2) If $g(x,y)= 1-2\gamma$ then $y=x\pm\sqrt{D}$, where $$D=2x^2-2x+1-2\gamma=2\left(x-\tfrac 12\right)^2+\tfrac 34-2\gamma\ge\tfrac 14.$$ Fix $x$ and look for the constrained $y$ maximizing $f$. 
Let’s check when we can take the plus sign in the formula for $y$. This is allowed iff $2x+\sqrt{D}\le 1$, that is when $x\le\tfrac 12$ and $2x^2-2x+\gamma\ge 0$, that is if $x\le x_1=\tfrac{1-\sqrt{1-2\gamma}}2$. Since $\frac{\partial D}{\partial x}>0$ when $x<\tfrac 12$, $y$ increases when $x$ increases from $x$ to $x_1$. So in this case the maximum of $f$ is attained when $x=x_1$. Then $y=1-x_1$ and this is Case 1.

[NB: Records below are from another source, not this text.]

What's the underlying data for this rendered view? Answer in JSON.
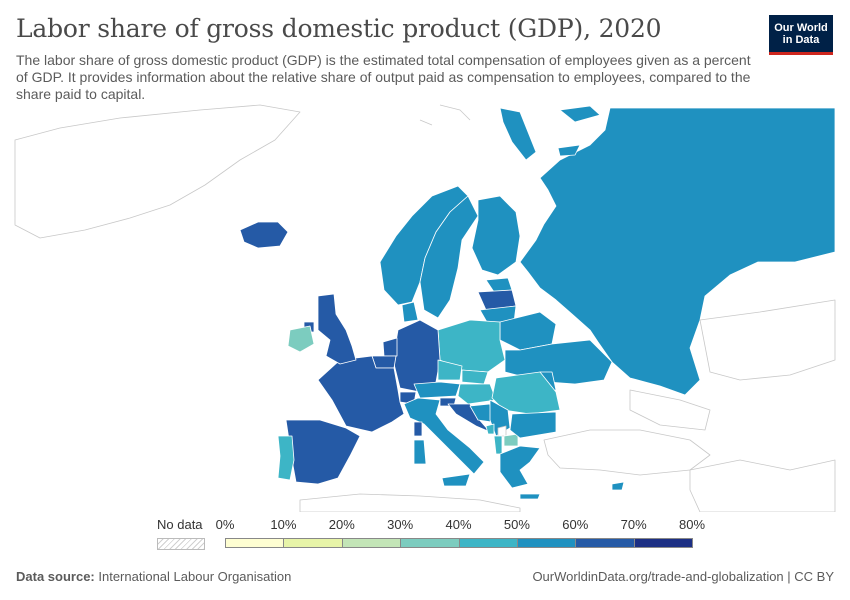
{
  "header": {
    "title": "Labor share of gross domestic product (GDP), 2020",
    "subtitle": "The labor share of gross domestic product (GDP) is the estimated total compensation of employees given as a percent of GDP. It provides information about the relative share of output paid as compensation to employees, compared to the share paid to capital."
  },
  "logo": {
    "line1": "Our World",
    "line2": "in Data"
  },
  "legend": {
    "no_data_label": "No data",
    "ticks": [
      "0%",
      "10%",
      "20%",
      "30%",
      "40%",
      "50%",
      "60%",
      "70%",
      "80%"
    ],
    "bins": [
      {
        "min": 0,
        "max": 10,
        "color": "#fefed2"
      },
      {
        "min": 10,
        "max": 20,
        "color": "#e7f4a8"
      },
      {
        "min": 20,
        "max": 30,
        "color": "#c3e5b7"
      },
      {
        "min": 30,
        "max": 40,
        "color": "#7cccbf"
      },
      {
        "min": 40,
        "max": 50,
        "color": "#3db5c6"
      },
      {
        "min": 50,
        "max": 60,
        "color": "#1f91c0"
      },
      {
        "min": 60,
        "max": 70,
        "color": "#255aa6"
      },
      {
        "min": 70,
        "max": 80,
        "color": "#1c2f84"
      }
    ]
  },
  "map_colors": {
    "no_data_fill": "#ffffff",
    "no_data_stroke": "#c8c8c8",
    "bin_40_50": "#3db5c6",
    "bin_50_60": "#1f91c0",
    "bin_60_70": "#255aa6",
    "bin_30_40": "#7cccbf"
  },
  "regions": [
    {
      "name": "Russia",
      "bin": "50-60%"
    },
    {
      "name": "Norway",
      "bin": "50-60%"
    },
    {
      "name": "Sweden",
      "bin": "50-60%"
    },
    {
      "name": "Finland",
      "bin": "50-60%"
    },
    {
      "name": "Iceland",
      "bin": "60-70%"
    },
    {
      "name": "United Kingdom",
      "bin": "60-70%"
    },
    {
      "name": "Ireland",
      "bin": "30-40%"
    },
    {
      "name": "France",
      "bin": "60-70%"
    },
    {
      "name": "Spain",
      "bin": "60-70%"
    },
    {
      "name": "Portugal",
      "bin": "40-50%"
    },
    {
      "name": "Germany",
      "bin": "60-70%"
    },
    {
      "name": "Poland",
      "bin": "40-50%"
    },
    {
      "name": "Belarus",
      "bin": "50-60%"
    },
    {
      "name": "Ukraine",
      "bin": "50-60%"
    },
    {
      "name": "Italy",
      "bin": "50-60%"
    },
    {
      "name": "Romania",
      "bin": "40-50%"
    },
    {
      "name": "Bulgaria",
      "bin": "50-60%"
    },
    {
      "name": "Greece",
      "bin": "50-60%"
    },
    {
      "name": "Latvia",
      "bin": "60-70%"
    },
    {
      "name": "Croatia",
      "bin": "60-70%"
    }
  ],
  "footer": {
    "source_label": "Data source:",
    "source_value": "International Labour Organisation",
    "url": "OurWorldinData.org/trade-and-globalization | CC BY"
  }
}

If $x>x_1$ then we have  $y=x-\sqrt{D}$. The constraint $x+y\le 1$ becomes $x\le\tfrac 12$ or $2x^2-2x+\gamma\le 0$, that is 
$x_1<x\le  \tfrac{1+\sqrt{1-2\gamma}}2=x_2$. We have 
$$f(x,y,z)=\log 2+x\log\frac 32+(x-\sqrt{D})\log 2=h(x).$$ 
Then $h’(x)=\log 2+\log\tfrac 32-\tfrac{2x-1}{\sqrt{D}}\log 2$. We claim that $h’(x)>0$. This is clear when $x\le\tfrac 12$. If $x\ge\tfrac 12$ then we have to show that $(1+c)\sqrt{D}>2x-1$, where $c=\frac{\log\tfrac 32}{\log 2}$. Let’s do this.
$(1+c) \sqrt{D}>2x-1$
$(1+c)^2(2x^2-2x+1-2\gamma)>4x^2-4x+1$
Since $(1+c)^2>2.5$, it suffices to show that 
$2.5(2x^2-2x+1-2\gamma)\ge 4x^2-4x+1$
$x^2-x+1.5-5\gamma\ge 0$ 
$\left(x-\frac 12\right)^2+1.25-5\gamma\ge 0$, which is true because $\gamma\le 0.25$.

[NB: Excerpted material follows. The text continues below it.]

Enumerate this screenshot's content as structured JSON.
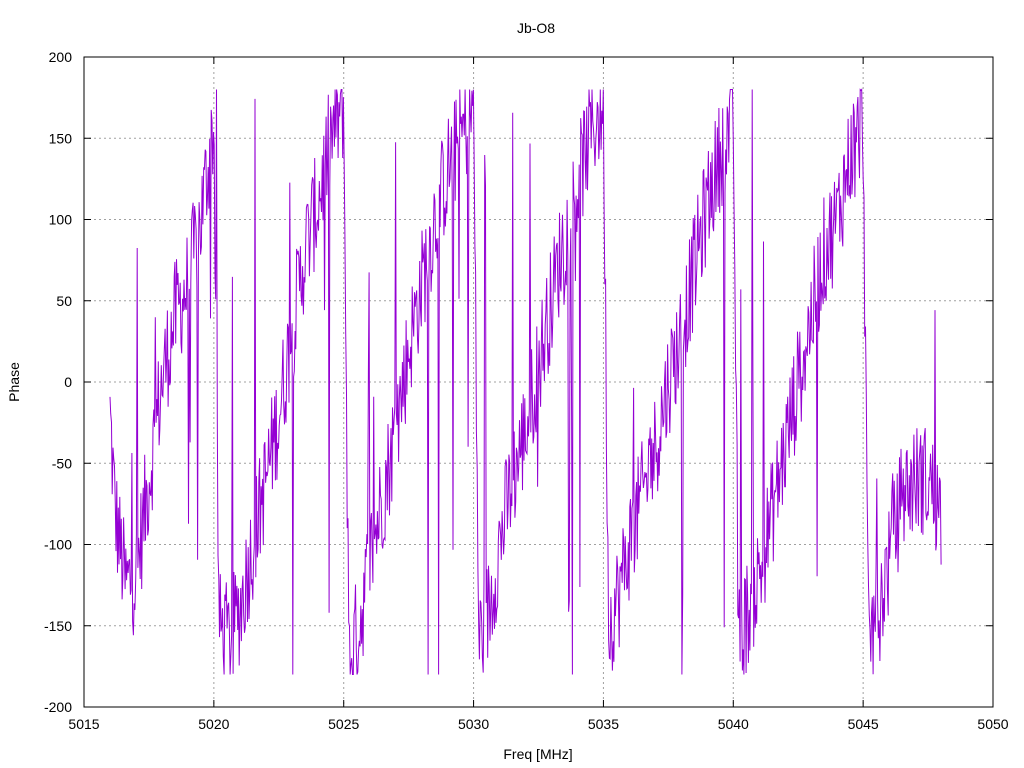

Thus $h$ increases when $x$ increases so a maximum of $f$ is attained when $x=x_2$. Then $y=1-x_2$ and this is Case 1 again.
A: Note that $$f(x,y,z)=\log2+(x+y+z)\log\frac52-(x+y)\log\frac53+y\log\frac43$$ which is maximised when $z=0$ since the negative term $-(x+y)\ge z-1$ will be minimised and at the same time $y\le1-x-z$ will be maximised. Then it is just a case of maximising $$f(x,y,0)=\log2+x\log\frac32+y\log2$$ subject to $4/5\le x+y\le1$ and $xy\ge\gamma$, or just $\gamma/y\le x\le1-y$. Solving the quadratic yields $$a:=\frac{1-\sqrt{1-4\gamma}}2\le x,y\le\frac{1+\sqrt{1-4\gamma}}2:=b$$ and $f$ will be maximised at the endpoints of $x,y$. Recalling that $x+y\le1$, the only possibilities are $(x,y)=(a,b)$ and $(b,a)$. As $\log2>\log3/2$, the maximum occurs when $y$ takes the positive root, so \begin{align}\max f(x,y,z)=f(a,b,0)&=\log2+\frac12\log\frac32-\frac{\sqrt{1-4\gamma}}2\log\frac32+\frac12\log2+\frac{\sqrt{1-4\gamma}}2\log2\\&=\frac12\log12+\frac{\sqrt{1-4\gamma}}2\log\frac43\end{align} whose overall maximum is $0.1\log331776$ at $\gamma=0.24$.